UK Prime Minister Boris Johnson opened the G7 Summit in Cornwall with a message for the world leaders to “learn lessons” from the pandemic and warned that it is vital not to repeat mistakes of the “the last big economic recession of 2008” when the recovery was not uniform across all parts of society.
As the host of the summit of the Group of Seven made up of the UK, US, Canada, France, Germany, Italy and Japan as well the European Union Johnson said it was “genuinely wonderful” to see everyone in person for the first major physical event since the pandemic last year.
India, invited as a guest country along with South Africa, Australia and South Korea, will be participating virtually, with Prime Minister Narendra Modi set to address three breakout sessions over Saturday and Sunday.
“I actually think that this is a meeting that genuinely needs to happen because we need to make sure we learn lessons from the pandemic.

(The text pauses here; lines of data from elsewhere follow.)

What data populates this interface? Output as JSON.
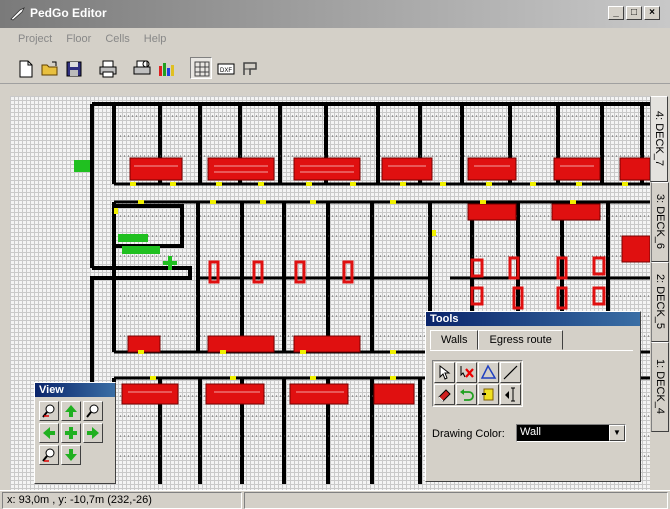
{
  "window": {
    "title": "PedGo Editor",
    "minimize": "_",
    "maximize": "□",
    "close": "×"
  },
  "menu": [
    "Project",
    "Floor",
    "Cells",
    "Help"
  ],
  "toolbar": {
    "icons": [
      "new-file-icon",
      "open-folder-icon",
      "save-icon",
      "print-icon",
      "print-preview-icon",
      "color-chart-icon",
      "grid-icon",
      "dxf-icon",
      "route-icon"
    ],
    "dxf_label": "DXF"
  },
  "decks": [
    "4: DECK_7",
    "3: DECK_6",
    "2: DECK_5",
    "1: DECK_4"
  ],
  "active_deck": "4: DECK_7",
  "view_palette": {
    "title": "View"
  },
  "tools_palette": {
    "title": "Tools",
    "tabs": [
      "Walls",
      "Egress route"
    ],
    "active_tab": "Walls",
    "drawing_color_label": "Drawing Color:",
    "drawing_color_value": "Wall",
    "tool_icons": [
      "select-pointer-icon",
      "delete-icon",
      "polygon-icon",
      "line-icon",
      "eraser-icon",
      "undo-icon",
      "door-tool-icon",
      "measure-tool-icon"
    ]
  },
  "status": {
    "coords": "x: 93,0m , y: -10,7m (232,-26)"
  },
  "colors": {
    "wall": "#000000",
    "room": "#e01010",
    "door": "#f0f000",
    "marker": "#20c020",
    "grid": "#c9c9c9"
  }
}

We need to make sure we don’t repeat some of the errors that we have made in the course of the last 18 months or so and we put in place what is needed to allow our economies to recover,” Johnson said in his opening remarks.
“What’s gone wrong with this pandemic, what risks being a lasting scar, is the inequalities that have been entrenched. We need to make sure that as we recover, we level up across our societies, we need to build back better,” he said.
“I actually think that we have a huge opportunity to do that, because as a G7 we are united in our vision for a cleaner, greener world. A solution to the problems of climate change in all those ideas, in those technologies, that we’re all addressing,” he added.
The central theme of the summit under the UK’s presidency is around building back greener, building back fairer and building back more equal.
On the sidelines of the summit, Johnson has been conducting a host of bilateral engagements, including talks with US President Joe Biden, Japanese Prime Minister Yoshihide Suga, Canadian Prime Minister Justin Trudeau and Italian Prime Minister Mario Draghi.